La Nébuleuse du Crabe

… Un bouquin que je lis en ce moment. Extrait !

« Bien résolu cette fois à changer de vie radicalement, Crab prit la direction de l’église dont le clocher domine les toits. Il marchait vite, en dépit des violentes rafales, et c’était comme s’il remontait un torrent à la nage, comme s’il creusait une galerie souterraine de ses mains, comme s’il escaladait une montagne abrupte, comme s’il défonçait des murs à coups de tête, tant le vent faisait bloc contre lui. Mais cette lutte même confortait sa décision, Crab y puisait une nouvelle ardeur. Changer de vie, il était encore temps. Une bourrasque emporta son chapeau, et Crab ne fit rien pour le rattraper — quel symbole ! —, un homme neuf était en train de naître, qui n’aurait pas besoin de ces vaines protections. Il se dépouilla lui-même de son manteau, sans ralentir pour autant, les yeux fixés sur le clocher inébranlable, avançant toujours contre le vent furieux qui semblait vouloir le ramener de force à son point de départ, le repousser dans sa petite vie grise et mesquine d’avant la révélation. Mais non, cette époque était révolue, Crab avait ouvert les yeux. Il déboucha sur le parvis, et les cloches au même instant se mirent à sonner comme pour un baptême — quel symbole ! Crab accéléra le pas, détachant alors son regard de ce clocher haut et pointu comme pour empaler Dieu lui-même, il doubla l’église, traversa la rue, entra dans l’agence de voyage dont il avait repéré la veille les affiches ensoleillées, et s’offrit sans mégoter un billet d’avion pour les îles.
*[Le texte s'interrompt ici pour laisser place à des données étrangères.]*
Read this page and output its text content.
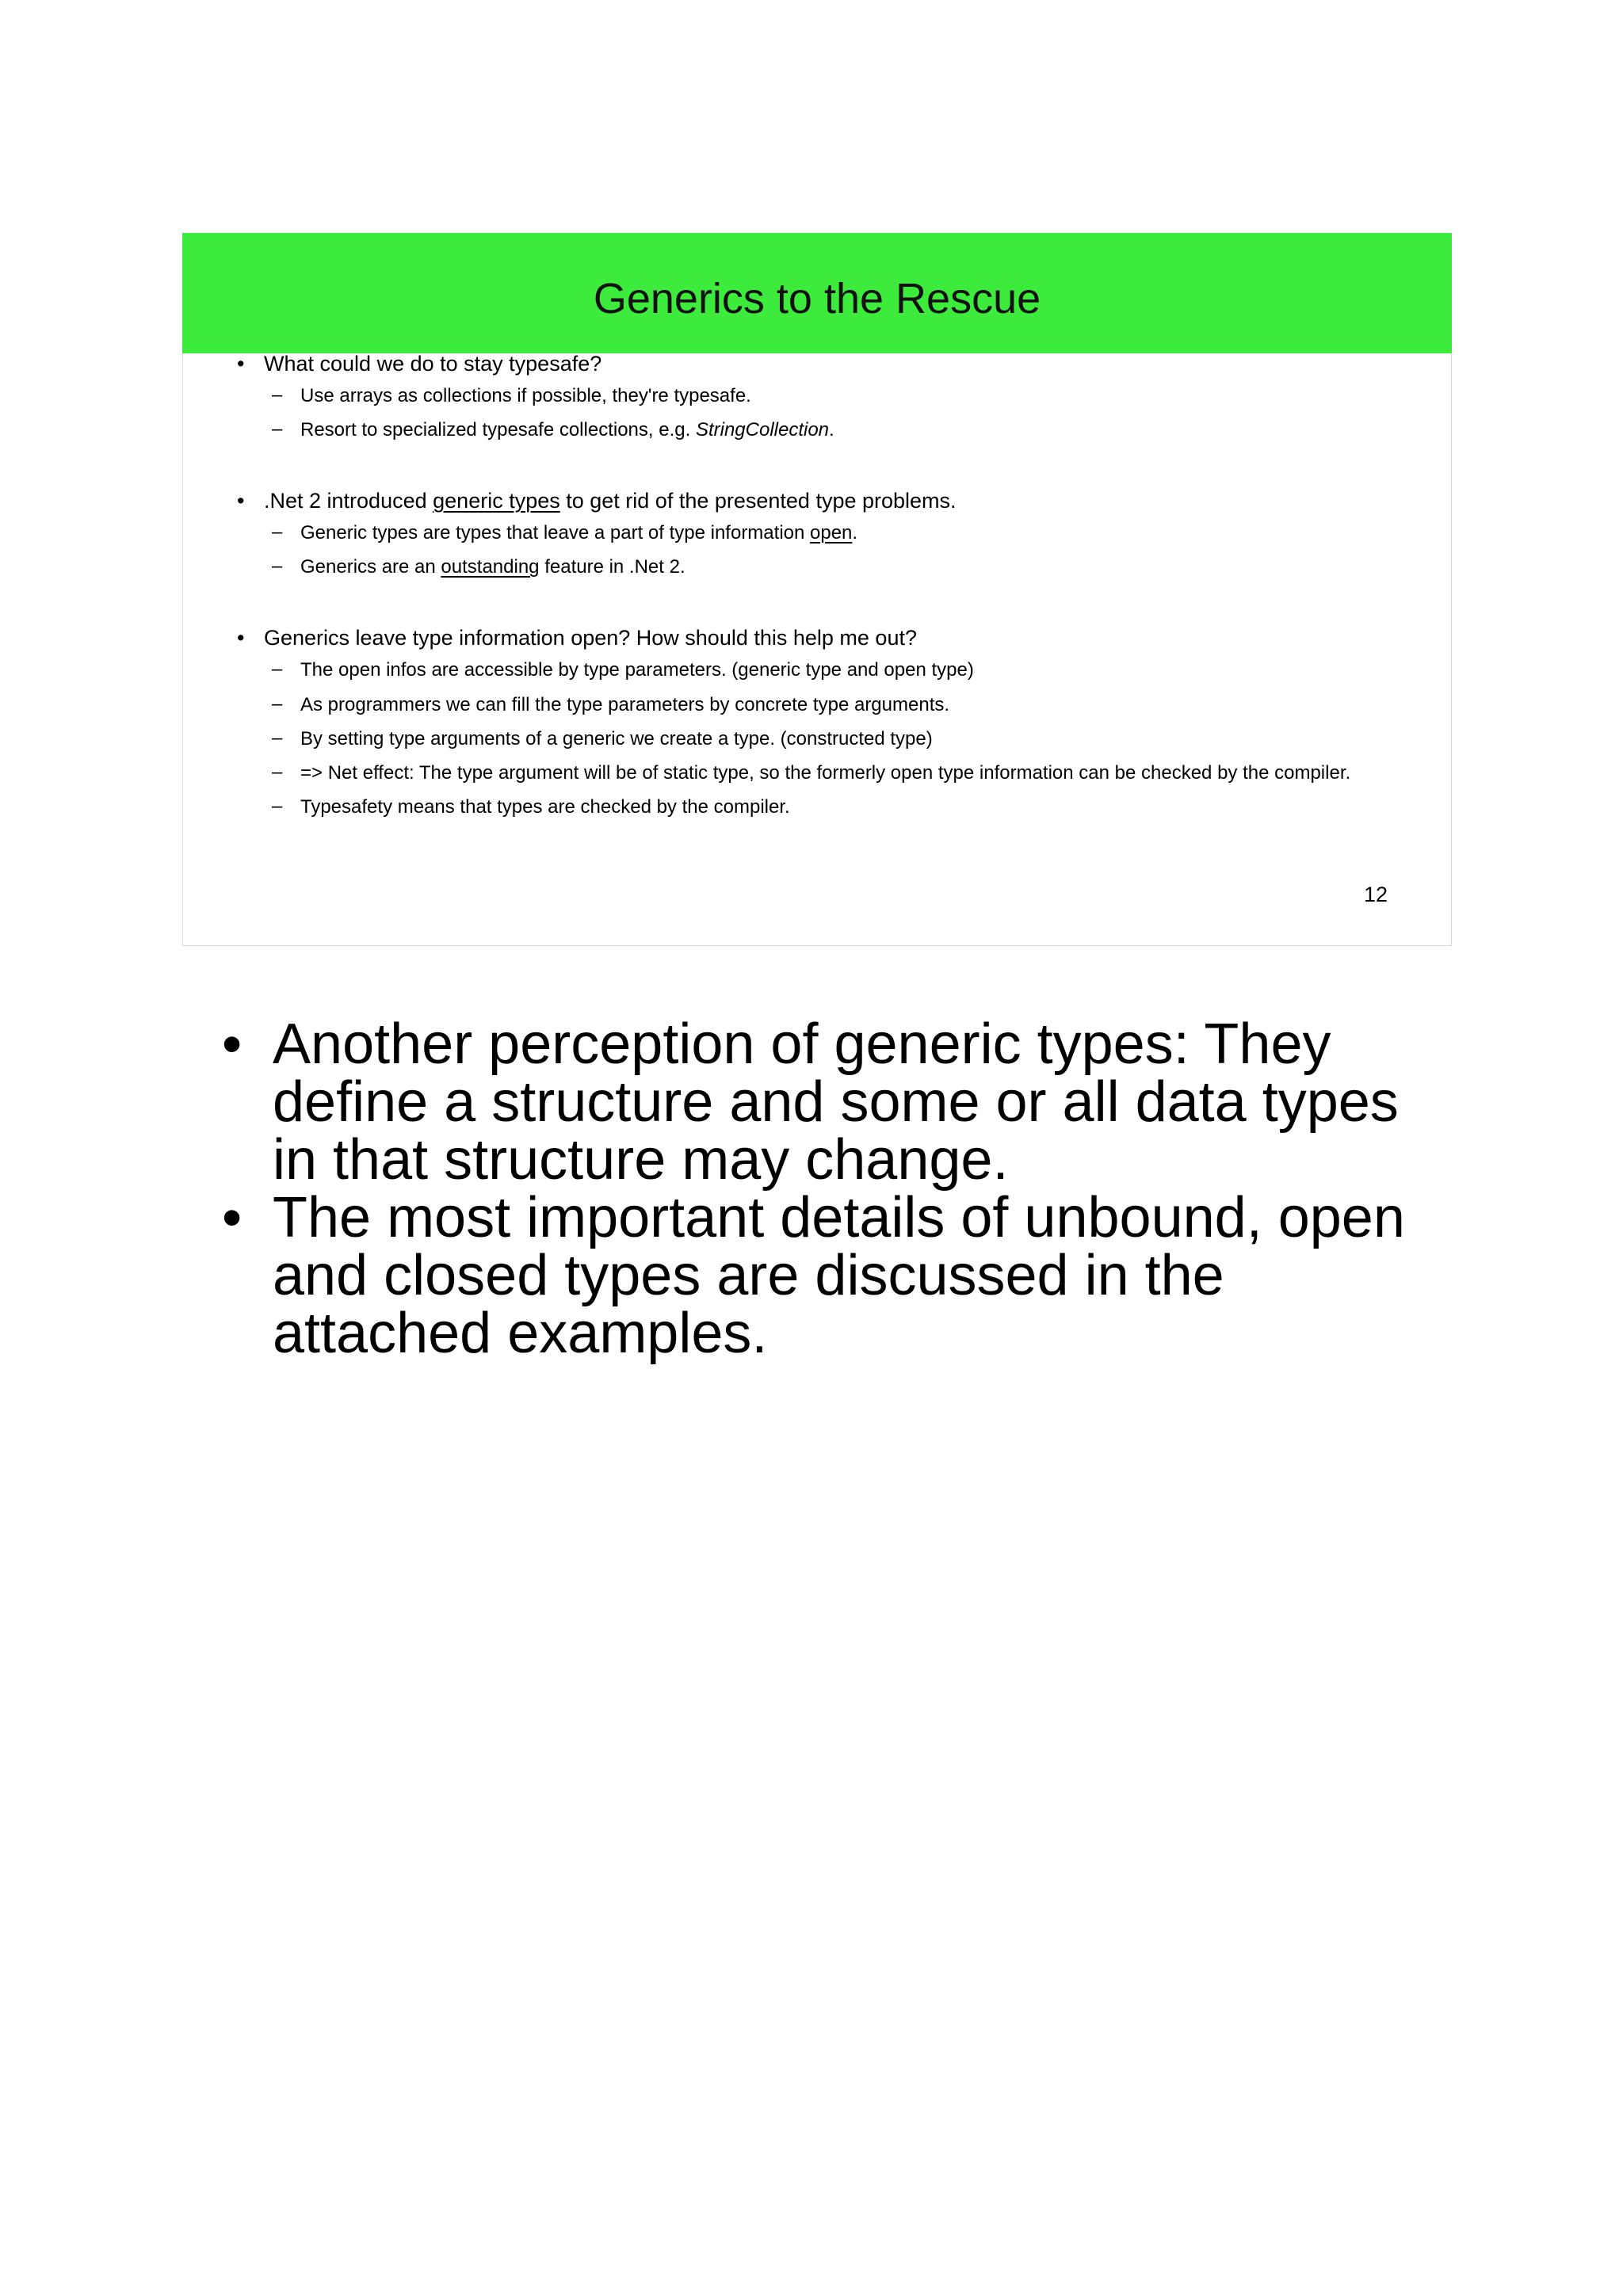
Generics to the Rescue
• What could we do to stay typesafe?
– Use arrays as collections if possible, they're typesafe.
– Resort to specialized typesafe collections, e.g. StringCollection.
• .Net 2 introduced generic types to get rid of the presented type problems.
– Generic types are types that leave a part of type information open.
– Generics are an outstanding feature in .Net 2.
• Generics leave type information open? How should this help me out?
– The open infos are accessible by type parameters. (generic type and open type)
– As programmers we can fill the type parameters by concrete type arguments.
– By setting type arguments of a generic we create a type. (constructed type)
– => Net effect: The type argument will be of static type, so the formerly open type information can be checked by the compiler.
– Typesafety means that types are checked by the compiler.
12
• Another perception of generic types: They define a structure and some or all data types in that structure may change.
• The most important details of unbound, open and closed types are discussed in the attached examples.
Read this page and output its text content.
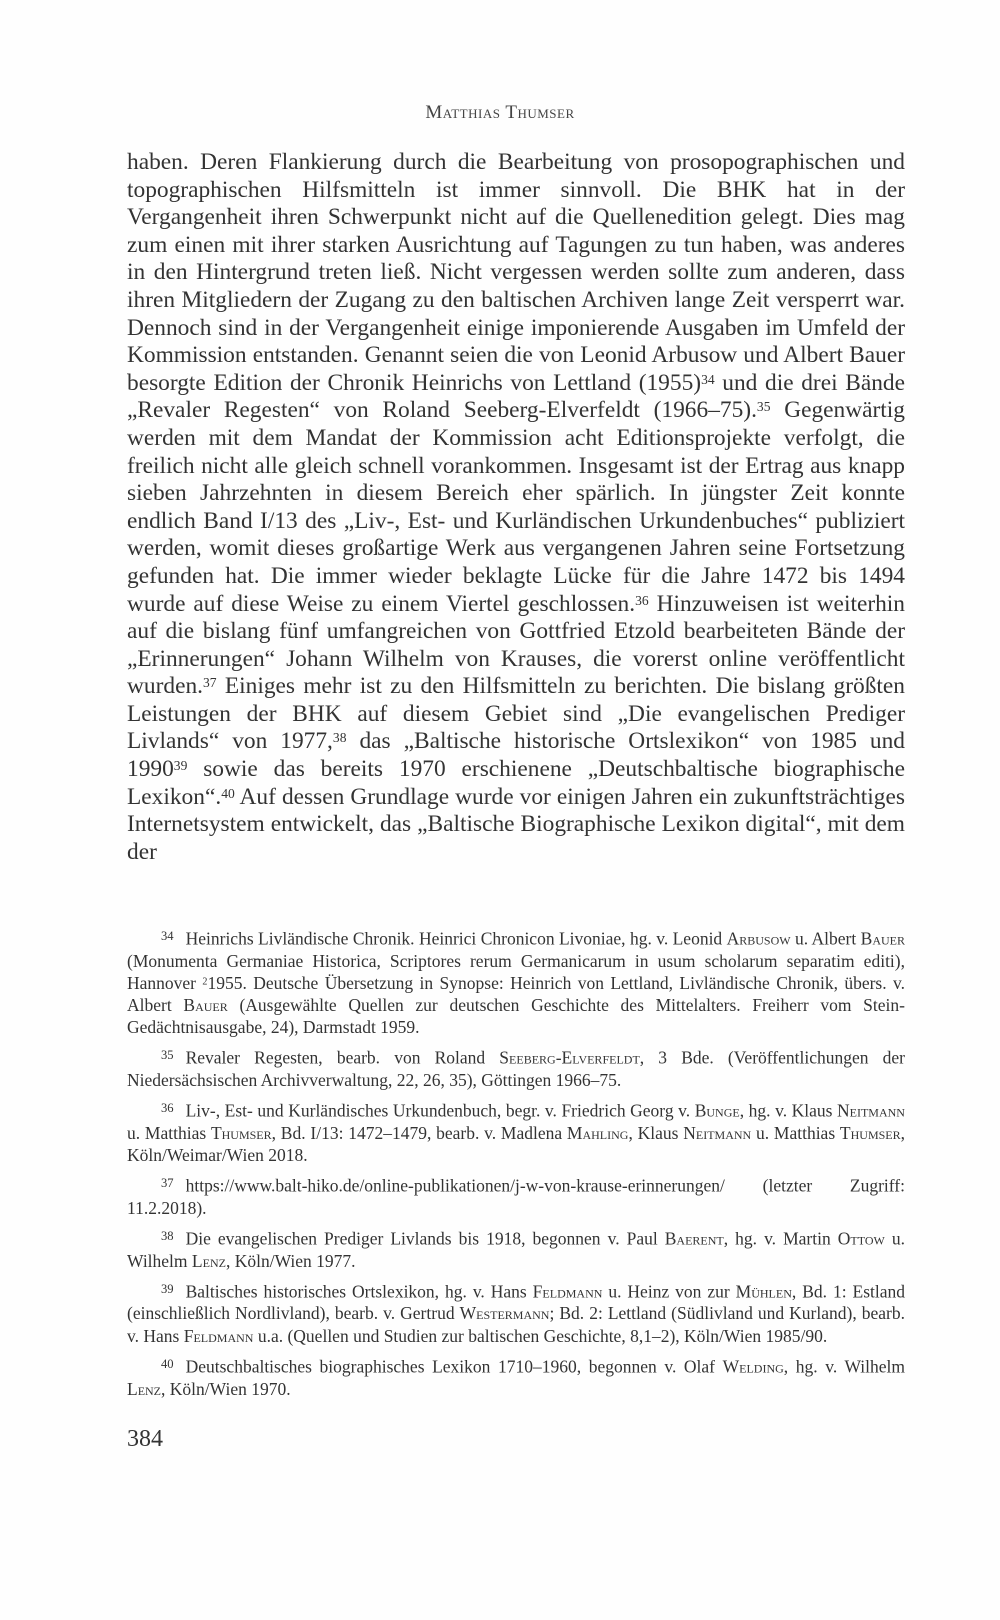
Matthias Thumser
haben. Deren Flankierung durch die Bearbeitung von prosopographischen und topographischen Hilfsmitteln ist immer sinnvoll. Die BHK hat in der Vergangenheit ihren Schwerpunkt nicht auf die Quellenedition gelegt. Dies mag zum einen mit ihrer starken Ausrichtung auf Tagungen zu tun haben, was anderes in den Hintergrund treten ließ. Nicht vergessen werden sollte zum anderen, dass ihren Mitgliedern der Zugang zu den baltischen Archiven lange Zeit versperrt war. Dennoch sind in der Vergangenheit einige imponierende Ausgaben im Umfeld der Kommission entstanden. Genannt seien die von Leonid Arbusow und Albert Bauer besorgte Edition der Chronik Heinrichs von Lettland $(1955)^{34}$ und die drei Bände „Revaler Regesten“ von Roland Seeberg-Elverfeldt (1966–75).$^{35}$ Gegenwärtig werden mit dem Mandat der Kommission acht Editionsprojekte verfolgt, die freilich nicht alle gleich schnell vorankommen. Insgesamt ist der Ertrag aus knapp sieben Jahrzehnten in diesem Bereich eher spärlich. In jüngster Zeit konnte endlich Band I/13 des „Liv-, Est- und Kurländischen Urkundenbuches“ publiziert werden, womit dieses großartige Werk aus vergangenen Jahren seine Fortsetzung gefunden hat. Die immer wieder beklagte Lücke für die Jahre 1472 bis 1494 wurde auf diese Weise zu einem Viertel geschlossen.$^{36}$ Hinzuweisen ist weiterhin auf die bislang fünf umfangreichen von Gottfried Etzold bearbeiteten Bände der „Erinnerungen“ Johann Wilhelm von Krauses, die vorerst online veröffentlicht wurden.$^{37}$ Einiges mehr ist zu den Hilfsmitteln zu berichten. Die bislang größten Leistungen der BHK auf diesem Gebiet sind „Die evangelischen Prediger Livlands“ von 1977,38 das „Baltische historische Ortslexikon“ von 1985 und 1990$^{39}$ sowie das bereits 1970 erschienene „Deutschbaltische biographische Lexikon“.$^{40}$ Auf dessen Grundlage wurde vor einigen Jahren ein zukunftsträchtiges Internetsystem entwickelt, das „Baltische Biographische Lexikon digital“, mit dem der
$^{34}$ Heinrichs Livländische Chronik. Heinrici Chronicon Livoniae, hg. v. Leonid Arbusow u. Albert Bauer (Monumenta Germaniae Historica, Scriptores rerum Germanicarum in usum scholarum separatim editi), Hannover $^2$1955. Deutsche Übersetzung in Synopse: Heinrich von Lettland, Livländische Chronik, übers. v. Albert Bauer (Ausgewählte Quellen zur deutschen Geschichte des Mittelalters. Freiherr vom Stein-Gedächtnisausgabe, 24), Darmstadt 1959.
$^{35}$ Revaler Regesten, bearb. von Roland Seeberg-Elverfeldt, 3 Bde. (Veröffentlichungen der Niedersächsischen Archivverwaltung, 22, 26, 35), Göttingen 1966–75.
$^{36}$ Liv-, Est- und Kurländisches Urkundenbuch, begr. v. Friedrich Georg v. Bunge, hg. v. Klaus Neitmann u. Matthias Thumser, Bd. I/13: 1472–1479, bearb. v. Madlena Mahling, Klaus Neitmann u. Matthias Thumser, Köln/Weimar/Wien 2018.
$^{37}$ https://www.balt-hiko.de/online-publikationen/j-w-von-krause-erinnerungen/ (letzter Zugriff: 11.2.2018).
$^{38}$ Die evangelischen Prediger Livlands bis 1918, begonnen v. Paul Baerent, hg. v. Martin Ottow u. Wilhelm Lenz, Köln/Wien 1977.
$^{39}$ Baltisches historisches Ortslexikon, hg. v. Hans Feldmann u. Heinz von zur Mühlen, Bd. 1: Estland (einschließlich Nordlivland), bearb. v. Gertrud Westermann; Bd. 2: Lettland (Südlivland und Kurland), bearb. v. Hans Feldmann u.a. (Quellen und Studien zur baltischen Geschichte, 8,1–2), Köln/Wien 1985/90.
$^{40}$ Deutschbaltisches biographisches Lexikon 1710–1960, begonnen v. Olaf Welding, hg. v. Wilhelm Lenz, Köln/Wien 1970.
384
Car comment croire une seconde à la conversion d’un homme tel que Crab ? En refermant derrière lui la porte de l’agence, il leva les yeux vers la girouette plantée au sommet du clocher. Je rêve, dit-il, ou ce coq a pondu une église ? »

Excellent bouquin complètement barjo du génial Éric Chevillard, La Nébuleuse du Crabe, Éditions de Minuit, 2006.